The NDA bagged 16 seats, three fewer than the 19 it won in 2019. The BJP’s tally also came down from 14 to 13 although the party won the same number of seats – nine in Assam and two each in Arunachal Pradesh and Tripura – as in 2019.

While the NDA upped the number of seats in Assam from nine five years ago to 11 this time, it received a setback in Manipur, Meghalaya, and Nagaland.

Major upset

The Congress caused a major upset by wresting the Inner Manipur and Outer Manipur seats from the BJP and the Naga People’s Front (NPF) respectively, the Tura seat in Meghalaya from the National People’s Party (NPP), and the Nagaland seat from the Nationalist Democratic Progressive Party (NDPP).

The NPP, NPF, and NDPP are constituents of the NDA. The Asom Gana Parishad (AGP) and the United People’s Party, Liberal (UPPL) reduced the loss for the NDA by winning the Barpeta and Kokrajhar seats in Assam.

The AGP last won a Lok Sabha seat in 2009 and the UPPL entered the Lower House of Parliament for the first time.

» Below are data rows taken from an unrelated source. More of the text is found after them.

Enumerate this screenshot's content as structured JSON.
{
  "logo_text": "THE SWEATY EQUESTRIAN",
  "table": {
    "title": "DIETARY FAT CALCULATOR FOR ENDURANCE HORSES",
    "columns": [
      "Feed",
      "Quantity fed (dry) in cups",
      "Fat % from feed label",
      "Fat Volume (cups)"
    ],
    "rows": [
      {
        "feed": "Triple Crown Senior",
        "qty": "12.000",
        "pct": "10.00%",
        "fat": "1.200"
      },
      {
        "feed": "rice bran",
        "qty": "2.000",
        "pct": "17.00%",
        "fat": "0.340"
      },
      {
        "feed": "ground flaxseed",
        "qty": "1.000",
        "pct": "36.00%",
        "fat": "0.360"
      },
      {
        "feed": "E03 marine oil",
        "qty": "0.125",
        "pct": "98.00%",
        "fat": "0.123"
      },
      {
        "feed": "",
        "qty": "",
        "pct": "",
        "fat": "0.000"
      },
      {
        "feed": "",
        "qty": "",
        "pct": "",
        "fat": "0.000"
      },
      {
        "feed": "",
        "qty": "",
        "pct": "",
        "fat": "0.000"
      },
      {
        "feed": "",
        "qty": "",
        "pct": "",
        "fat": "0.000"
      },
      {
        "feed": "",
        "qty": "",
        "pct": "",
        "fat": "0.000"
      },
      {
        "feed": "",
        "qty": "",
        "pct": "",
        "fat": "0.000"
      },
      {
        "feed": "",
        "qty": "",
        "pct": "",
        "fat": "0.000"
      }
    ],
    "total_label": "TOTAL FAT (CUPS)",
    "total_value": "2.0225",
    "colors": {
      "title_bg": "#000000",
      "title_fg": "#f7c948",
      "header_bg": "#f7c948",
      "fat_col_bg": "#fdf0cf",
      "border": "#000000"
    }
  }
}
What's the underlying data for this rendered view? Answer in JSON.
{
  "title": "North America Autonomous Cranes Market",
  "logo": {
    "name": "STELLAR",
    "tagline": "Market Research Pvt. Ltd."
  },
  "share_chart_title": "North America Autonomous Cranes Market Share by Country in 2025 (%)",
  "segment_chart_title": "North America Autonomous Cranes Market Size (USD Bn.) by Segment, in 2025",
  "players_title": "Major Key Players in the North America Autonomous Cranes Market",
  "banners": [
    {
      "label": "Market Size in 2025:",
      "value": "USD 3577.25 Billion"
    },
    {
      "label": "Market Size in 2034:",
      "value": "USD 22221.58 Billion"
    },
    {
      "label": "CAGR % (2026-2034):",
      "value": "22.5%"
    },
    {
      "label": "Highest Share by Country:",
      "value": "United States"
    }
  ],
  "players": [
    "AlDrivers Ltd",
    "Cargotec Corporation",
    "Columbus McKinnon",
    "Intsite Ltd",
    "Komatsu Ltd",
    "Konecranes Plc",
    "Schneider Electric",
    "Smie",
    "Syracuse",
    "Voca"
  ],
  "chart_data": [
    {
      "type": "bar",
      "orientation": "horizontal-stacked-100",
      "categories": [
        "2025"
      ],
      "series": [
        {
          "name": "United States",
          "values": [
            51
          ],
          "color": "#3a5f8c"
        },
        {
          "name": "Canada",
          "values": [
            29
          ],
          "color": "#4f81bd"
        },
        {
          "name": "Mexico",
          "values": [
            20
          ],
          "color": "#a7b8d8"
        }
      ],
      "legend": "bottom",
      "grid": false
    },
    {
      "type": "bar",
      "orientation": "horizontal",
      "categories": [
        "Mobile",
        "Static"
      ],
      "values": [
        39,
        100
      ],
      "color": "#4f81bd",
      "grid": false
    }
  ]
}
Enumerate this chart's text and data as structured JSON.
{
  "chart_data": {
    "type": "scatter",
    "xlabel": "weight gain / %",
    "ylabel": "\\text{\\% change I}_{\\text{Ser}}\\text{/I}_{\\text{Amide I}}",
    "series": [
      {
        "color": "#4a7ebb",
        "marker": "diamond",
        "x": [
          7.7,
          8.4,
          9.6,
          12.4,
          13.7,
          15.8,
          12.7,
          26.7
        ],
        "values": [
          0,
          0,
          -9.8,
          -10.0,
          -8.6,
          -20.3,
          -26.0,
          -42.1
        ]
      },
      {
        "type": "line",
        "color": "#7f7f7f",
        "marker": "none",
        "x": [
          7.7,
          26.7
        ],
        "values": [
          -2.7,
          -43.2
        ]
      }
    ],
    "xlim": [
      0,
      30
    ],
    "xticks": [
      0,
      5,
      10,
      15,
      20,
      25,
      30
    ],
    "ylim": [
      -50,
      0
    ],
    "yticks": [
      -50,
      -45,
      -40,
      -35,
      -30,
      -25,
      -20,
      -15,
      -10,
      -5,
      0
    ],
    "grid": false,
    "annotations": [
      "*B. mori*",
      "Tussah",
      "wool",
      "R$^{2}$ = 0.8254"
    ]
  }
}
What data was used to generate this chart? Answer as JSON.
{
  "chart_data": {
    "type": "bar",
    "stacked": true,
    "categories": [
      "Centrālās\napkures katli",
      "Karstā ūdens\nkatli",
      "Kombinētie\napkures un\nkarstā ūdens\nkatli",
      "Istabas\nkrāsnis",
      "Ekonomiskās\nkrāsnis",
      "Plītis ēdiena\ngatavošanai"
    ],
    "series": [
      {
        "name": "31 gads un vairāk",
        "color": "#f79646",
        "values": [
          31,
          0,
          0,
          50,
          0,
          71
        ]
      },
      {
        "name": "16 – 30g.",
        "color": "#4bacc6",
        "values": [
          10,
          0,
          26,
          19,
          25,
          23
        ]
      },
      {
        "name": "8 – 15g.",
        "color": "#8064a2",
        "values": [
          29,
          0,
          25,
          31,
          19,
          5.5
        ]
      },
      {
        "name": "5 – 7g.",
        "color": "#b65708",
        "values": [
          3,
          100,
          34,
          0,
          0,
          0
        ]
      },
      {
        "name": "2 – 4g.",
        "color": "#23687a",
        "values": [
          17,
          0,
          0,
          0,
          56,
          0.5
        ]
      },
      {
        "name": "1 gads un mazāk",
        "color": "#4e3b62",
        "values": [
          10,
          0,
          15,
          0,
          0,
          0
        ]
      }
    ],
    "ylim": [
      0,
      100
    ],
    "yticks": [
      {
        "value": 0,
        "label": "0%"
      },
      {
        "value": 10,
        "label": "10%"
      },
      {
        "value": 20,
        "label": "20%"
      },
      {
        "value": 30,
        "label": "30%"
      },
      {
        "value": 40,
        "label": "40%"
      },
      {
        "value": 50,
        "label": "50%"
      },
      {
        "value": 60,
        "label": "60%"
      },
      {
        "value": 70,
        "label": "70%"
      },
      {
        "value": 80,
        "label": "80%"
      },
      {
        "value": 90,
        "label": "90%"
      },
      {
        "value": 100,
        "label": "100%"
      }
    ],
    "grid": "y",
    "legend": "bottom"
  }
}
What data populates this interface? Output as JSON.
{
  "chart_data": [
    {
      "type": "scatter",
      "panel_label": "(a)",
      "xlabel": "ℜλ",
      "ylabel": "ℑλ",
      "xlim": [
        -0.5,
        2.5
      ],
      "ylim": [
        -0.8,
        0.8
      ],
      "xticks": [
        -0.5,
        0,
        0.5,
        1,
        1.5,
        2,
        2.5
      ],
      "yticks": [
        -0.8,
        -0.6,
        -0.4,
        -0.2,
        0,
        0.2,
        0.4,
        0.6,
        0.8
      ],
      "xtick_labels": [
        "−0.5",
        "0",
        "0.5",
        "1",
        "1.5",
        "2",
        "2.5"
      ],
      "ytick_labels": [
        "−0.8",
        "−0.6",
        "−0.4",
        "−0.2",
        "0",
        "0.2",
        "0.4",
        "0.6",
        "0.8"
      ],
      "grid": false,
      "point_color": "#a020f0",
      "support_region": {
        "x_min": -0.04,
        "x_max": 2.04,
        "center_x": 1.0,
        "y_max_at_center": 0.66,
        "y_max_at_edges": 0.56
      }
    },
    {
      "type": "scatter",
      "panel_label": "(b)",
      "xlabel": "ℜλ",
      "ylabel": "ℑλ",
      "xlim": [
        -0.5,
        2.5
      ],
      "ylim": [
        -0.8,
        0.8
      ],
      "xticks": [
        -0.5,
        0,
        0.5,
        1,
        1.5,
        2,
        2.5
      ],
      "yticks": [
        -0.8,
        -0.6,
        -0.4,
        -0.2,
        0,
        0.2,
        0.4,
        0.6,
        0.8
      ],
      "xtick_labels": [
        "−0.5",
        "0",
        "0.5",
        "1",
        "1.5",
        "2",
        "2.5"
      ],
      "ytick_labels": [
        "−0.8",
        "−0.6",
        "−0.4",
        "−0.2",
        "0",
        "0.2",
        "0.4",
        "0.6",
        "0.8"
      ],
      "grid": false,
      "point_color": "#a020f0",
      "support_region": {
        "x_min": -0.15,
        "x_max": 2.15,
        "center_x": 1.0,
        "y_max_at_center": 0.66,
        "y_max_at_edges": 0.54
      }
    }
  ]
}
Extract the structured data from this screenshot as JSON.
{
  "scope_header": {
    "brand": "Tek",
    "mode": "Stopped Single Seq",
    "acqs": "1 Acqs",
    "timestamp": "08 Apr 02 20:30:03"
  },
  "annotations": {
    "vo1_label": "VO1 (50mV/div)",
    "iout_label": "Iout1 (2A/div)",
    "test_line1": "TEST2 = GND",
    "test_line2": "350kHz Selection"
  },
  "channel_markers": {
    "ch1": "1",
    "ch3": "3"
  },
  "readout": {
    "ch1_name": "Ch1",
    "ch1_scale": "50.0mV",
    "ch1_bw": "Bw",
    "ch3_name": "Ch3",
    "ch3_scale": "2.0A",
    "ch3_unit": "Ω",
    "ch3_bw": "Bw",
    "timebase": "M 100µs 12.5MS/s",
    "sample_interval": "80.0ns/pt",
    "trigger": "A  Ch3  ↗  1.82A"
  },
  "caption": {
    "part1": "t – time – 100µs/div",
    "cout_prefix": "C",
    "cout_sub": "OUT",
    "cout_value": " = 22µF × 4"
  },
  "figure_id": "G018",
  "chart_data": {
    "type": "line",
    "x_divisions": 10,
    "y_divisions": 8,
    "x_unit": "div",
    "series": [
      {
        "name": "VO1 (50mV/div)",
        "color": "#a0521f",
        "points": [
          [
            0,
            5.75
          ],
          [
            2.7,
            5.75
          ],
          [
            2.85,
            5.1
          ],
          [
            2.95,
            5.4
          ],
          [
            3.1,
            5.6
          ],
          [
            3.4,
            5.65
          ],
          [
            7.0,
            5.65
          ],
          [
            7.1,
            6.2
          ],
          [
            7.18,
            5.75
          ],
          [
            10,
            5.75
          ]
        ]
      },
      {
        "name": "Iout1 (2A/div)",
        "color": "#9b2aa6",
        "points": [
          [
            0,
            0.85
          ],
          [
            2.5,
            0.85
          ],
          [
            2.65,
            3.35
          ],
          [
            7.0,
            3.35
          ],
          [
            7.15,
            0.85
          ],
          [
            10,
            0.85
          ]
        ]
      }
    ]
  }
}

Another NDA member, the Sikkim Krantikari Morcha – fresh from a landslide victory in the Sikkim Assembly polls – won the lone seat in the Himalayan State.

Congress won seven seats, three more than in 2019. It won the Dhubri, Jorhat, and Nagaon seats in Assam, the Inner Manipur and Outer Manipur seats in Manipur, the lone Nagaland seat and the Tura seat in Meghalaya.

BJP’s flops in Manipur

The grand old party beat the odds to stage a comeback in Nagaland after 20 years, wrest Inner Manipur from BJP, Outer Manipur from NPF, and Tura from the National People’s Party (NPP). The Congress rode the people’s anger against the BJP for poor handling of ethnic violence to win the Manipur seats.

The remaining two seats went to non-aligned parties – the ruling Zoram People’s Movement in Mizoram and the Voice of the People Party (VPP), formed ahead of the 2023 Meghalaya Assembly polls, in Shillong, which was a Congress bastion for 26 years.

The results were on expected lines except for Manipur, Nagaland, and Meghalaya. In Meghalaya, the NPP led by Chief Minister Conrad K. Sangma was tipped to retain Tura.

The prominent winners in the region were Union Ministers Sarbananda Sonowal (Dibrugarh, Assam) and Kiren Rijiju (Arunachal West) and former Tripura Chief Minister Biplab Kumar Deb (Tripura West) for the BJP and Congress MP Gaurav Gogoi (Jorhat, Assam).

Former Union ministers Agatha K. Sangma of NPP (Tura) and Vincent H. Pala of Congress (Shillong) were the prominent losers along with All India United Democratic Front chief Maulana Badruddin Ajmal, who lost by a record margin of more than 10 lakh votes to Rakibul Hussain of Congress in Assam’s Dhubri seat. It would have been his fourth straight term.